Source code for fastNLP.core.fieldarray

import numpy as np


[docs]class FieldArray(object):
    """``FieldArray`` is the collection of ``Instance``s of the same field.
    It is the basic element of ``DataSet`` class.

    :param str name: the name of the FieldArray
    :param list content: a list of int, float, str or np.ndarray, or a list of list of one, or a np.ndarray.
    :param int padding_val: the integer for padding. Default: 0.
    :param bool is_target: If True, this FieldArray is used to compute loss.
    :param bool is_input: If True, this FieldArray is used to the model input.

    """

    def __init__(self, name, content, padding_val=0, is_target=None, is_input=None):
        self.name = name
        if isinstance(content, list):
            content = content
        elif isinstance(content, np.ndarray):
            content = content.tolist()  # convert np.ndarray into 2-D list
        else:
            raise TypeError("content in FieldArray can only be list or numpy.ndarray, got {}.".format(type(content)))
        self.content = content
        self.padding_val = padding_val

        self._is_target = None
        self._is_input = None

        self.BASIC_TYPES = (int, float, str, np.ndarray)
        self.is_2d_list = False
        self.pytype = None  # int, float, str, or np.ndarray
        self.dtype = None  # np.int64, np.float64, np.str

        if is_input is not None:
            self.is_input = is_input
        if is_target is not None:
            self.is_target = is_target

    @property
    def is_input(self):
        return self._is_input

    @is_input.setter
    def is_input(self, value):
        if value is True:
            self.pytype = self._type_detection(self.content)
            self.dtype = self._map_to_np_type(self.pytype)
        self._is_input = value

    @property
    def is_target(self):
        return self._is_target

    @is_target.setter
    def is_target(self, value):
        if value is True:
            self.pytype = self._type_detection(self.content)
            self.dtype = self._map_to_np_type(self.pytype)
        self._is_target = value

    def _type_detection(self, content):
        """

        :param content: a list of int, float, str or np.ndarray, or a list of list of one.
        :return type: one of int, float, str, np.ndarray

        """
        if isinstance(content, list) and len(content) > 0 and isinstance(content[0], list):
            # content is a 2-D list
            if not all(isinstance(_, list) for _ in content):  # strict check 2-D list
                raise TypeError("Please provide 2-D list.")
            type_set = set([self._type_detection(x) for x in content])
            if len(type_set) == 2 and int in type_set and float in type_set:
                type_set = {float}
            elif len(type_set) > 1:
                raise TypeError("Cannot create FieldArray with more than one type. Provided {}".format(type_set))
            self.is_2d_list = True
            return type_set.pop()

        elif isinstance(content, list):
            # content is a 1-D list
            if len(content) == 0:
                # the old error is not informative enough.
                raise RuntimeError("Cannot create FieldArray with an empty list. Or one element in the list is empty.")
            type_set = set([type(item) for item in content])
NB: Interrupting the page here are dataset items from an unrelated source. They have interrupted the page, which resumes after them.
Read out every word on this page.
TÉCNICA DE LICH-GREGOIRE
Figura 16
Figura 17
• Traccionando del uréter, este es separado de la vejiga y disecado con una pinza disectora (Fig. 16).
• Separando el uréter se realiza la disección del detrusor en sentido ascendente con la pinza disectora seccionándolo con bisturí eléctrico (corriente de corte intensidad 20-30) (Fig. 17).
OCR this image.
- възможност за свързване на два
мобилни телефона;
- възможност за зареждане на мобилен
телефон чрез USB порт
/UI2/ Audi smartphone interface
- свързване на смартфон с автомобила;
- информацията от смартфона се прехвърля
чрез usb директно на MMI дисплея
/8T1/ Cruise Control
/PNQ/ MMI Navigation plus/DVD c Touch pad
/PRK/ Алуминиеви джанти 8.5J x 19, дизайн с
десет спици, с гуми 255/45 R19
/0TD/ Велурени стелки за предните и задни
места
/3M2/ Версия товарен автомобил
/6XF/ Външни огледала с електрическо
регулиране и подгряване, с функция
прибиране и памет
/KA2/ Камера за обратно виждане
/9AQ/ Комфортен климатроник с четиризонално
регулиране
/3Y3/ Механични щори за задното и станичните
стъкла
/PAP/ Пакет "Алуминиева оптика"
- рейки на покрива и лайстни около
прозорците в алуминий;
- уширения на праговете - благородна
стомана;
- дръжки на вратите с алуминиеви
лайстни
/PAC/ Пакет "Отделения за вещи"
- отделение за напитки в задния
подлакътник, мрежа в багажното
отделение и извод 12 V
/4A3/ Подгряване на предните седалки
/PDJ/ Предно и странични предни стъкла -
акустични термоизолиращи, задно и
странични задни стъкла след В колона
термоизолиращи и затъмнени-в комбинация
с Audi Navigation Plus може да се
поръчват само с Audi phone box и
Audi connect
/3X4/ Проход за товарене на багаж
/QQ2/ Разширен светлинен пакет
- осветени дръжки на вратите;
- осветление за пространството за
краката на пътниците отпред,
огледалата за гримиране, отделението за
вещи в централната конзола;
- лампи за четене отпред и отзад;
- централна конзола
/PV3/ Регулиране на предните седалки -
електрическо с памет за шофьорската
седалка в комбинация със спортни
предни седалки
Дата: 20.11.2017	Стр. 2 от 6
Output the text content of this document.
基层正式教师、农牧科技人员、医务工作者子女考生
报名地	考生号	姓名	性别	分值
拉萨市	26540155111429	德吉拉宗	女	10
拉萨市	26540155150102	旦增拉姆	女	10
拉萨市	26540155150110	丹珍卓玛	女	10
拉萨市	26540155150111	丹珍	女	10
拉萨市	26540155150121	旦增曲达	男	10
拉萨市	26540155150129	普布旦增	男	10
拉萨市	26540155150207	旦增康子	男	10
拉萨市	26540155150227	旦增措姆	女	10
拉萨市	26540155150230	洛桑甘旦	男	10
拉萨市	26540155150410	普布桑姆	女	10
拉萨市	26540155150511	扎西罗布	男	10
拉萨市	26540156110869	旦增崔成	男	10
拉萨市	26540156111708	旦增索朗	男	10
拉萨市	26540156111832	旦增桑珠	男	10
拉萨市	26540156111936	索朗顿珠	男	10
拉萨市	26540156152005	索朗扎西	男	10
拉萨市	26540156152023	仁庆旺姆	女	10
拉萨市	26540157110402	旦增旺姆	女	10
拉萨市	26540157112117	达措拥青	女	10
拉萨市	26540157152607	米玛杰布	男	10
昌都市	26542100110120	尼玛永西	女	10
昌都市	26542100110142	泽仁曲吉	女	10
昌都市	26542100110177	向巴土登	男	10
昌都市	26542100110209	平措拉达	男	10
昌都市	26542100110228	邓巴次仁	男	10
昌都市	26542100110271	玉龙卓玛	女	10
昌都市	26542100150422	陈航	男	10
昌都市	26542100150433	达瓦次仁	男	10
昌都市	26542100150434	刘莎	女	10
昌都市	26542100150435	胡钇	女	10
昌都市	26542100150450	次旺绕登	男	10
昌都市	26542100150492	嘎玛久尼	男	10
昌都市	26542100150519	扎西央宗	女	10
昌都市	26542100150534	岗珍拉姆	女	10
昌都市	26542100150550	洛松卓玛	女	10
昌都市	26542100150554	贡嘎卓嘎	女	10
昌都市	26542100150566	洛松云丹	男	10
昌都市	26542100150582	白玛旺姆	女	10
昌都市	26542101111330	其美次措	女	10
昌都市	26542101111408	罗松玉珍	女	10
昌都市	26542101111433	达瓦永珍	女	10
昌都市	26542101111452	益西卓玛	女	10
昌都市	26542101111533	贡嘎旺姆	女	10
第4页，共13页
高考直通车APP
            if len(type_set) == 1 and tuple(type_set)[0] in self.BASIC_TYPES:
                return type_set.pop()
            elif len(type_set) == 2 and float in type_set and int in type_set:
                # up-cast int to float
                return float
            else:
                raise TypeError("Cannot create FieldArray with type {}".format(*type_set))
        else:
            raise TypeError("Cannot create FieldArray with type {}".format(type(content)))

    @staticmethod
    def _map_to_np_type(basic_type):
        type_mapping = {int: np.int64, float: np.float64, str: np.str, np.ndarray: np.ndarray}
        return type_mapping[basic_type]

    def __repr__(self):
        return "FieldArray {}: {}".format(self.name, self.content.__repr__())

[docs]    def append(self, val):
        """Add a new item to the tail of FieldArray.

        :param val: int, float, str, or a list of one.
        """
        if self.is_target is True or self.is_input is True:
            # only check type when used as target or input

            val_type = type(val)
            if val_type == list:  # shape check
                if self.is_2d_list is False:
                    raise RuntimeError("Cannot append a list into a 1-D FieldArray. Please provide an element.")
                if len(val) == 0:
                    raise RuntimeError("Cannot append an empty list.")
                val_list_type = set([type(_) for _ in val])  # type check
                if len(val_list_type) == 2 and int in val_list_type and float in val_list_type:
                    # up-cast int to float
                    val_type = float
                elif len(val_list_type) == 1:
                    val_type = val_list_type.pop()
                else:
                    raise TypeError("Cannot append a list of {}".format(val_list_type))
            else:
                if self.is_2d_list is True:
                    raise RuntimeError("Cannot append a non-list into a 2-D list. Please provide a list.")

            if val_type == float and self.pytype == int:
                # up-cast
                self.pytype = float
                self.dtype = self._map_to_np_type(self.pytype)
            elif val_type == int and self.pytype == float:
                pass
            elif val_type == self.pytype:
                pass
            else:
                raise TypeError("Cannot append type {} into type {}".format(val_type, self.pytype))

        self.content.append(val)

    def __getitem__(self, indices):
        return self.get(indices)

    def __setitem__(self, idx, val):
        assert isinstance(idx, int)
        self.content[idx] = val

[docs]    def get(self, indices):
        """Fetch instances based on indices.

        :param indices: an int, or a list of int.
        :return:
        """
        if isinstance(indices, int):
            return self.content[indices]
        if self.is_input is False and self.is_target is False:
            raise RuntimeError("Please specify either is_input or is_target is True for {}".format(self.name))
        batch_size = len(indices)

        if not is_iterable(self.content[0]):
            array = np.array([self.content[i] for i in indices], dtype=self.dtype)
        elif self.dtype in (np.int64, np.float64):
            max_len = max([len(self.content[i]) for i in indices])
            array = np.full((batch_size, max_len), self.padding_val, dtype=self.dtype)
            for i, idx in enumerate(indices):
                array[i][:len(self.content[idx])] = self.content[idx]
        else:  # should only be str
            array = np.array([self.content[i] for i in indices])
        return array

    def __len__(self):
        """Returns the size of FieldArray.

        :return int length:
        """
        return len(self.content)


def is_iterable(content):
    try:
        _ = (e for e in content)
    except TypeError:
        return False
    return True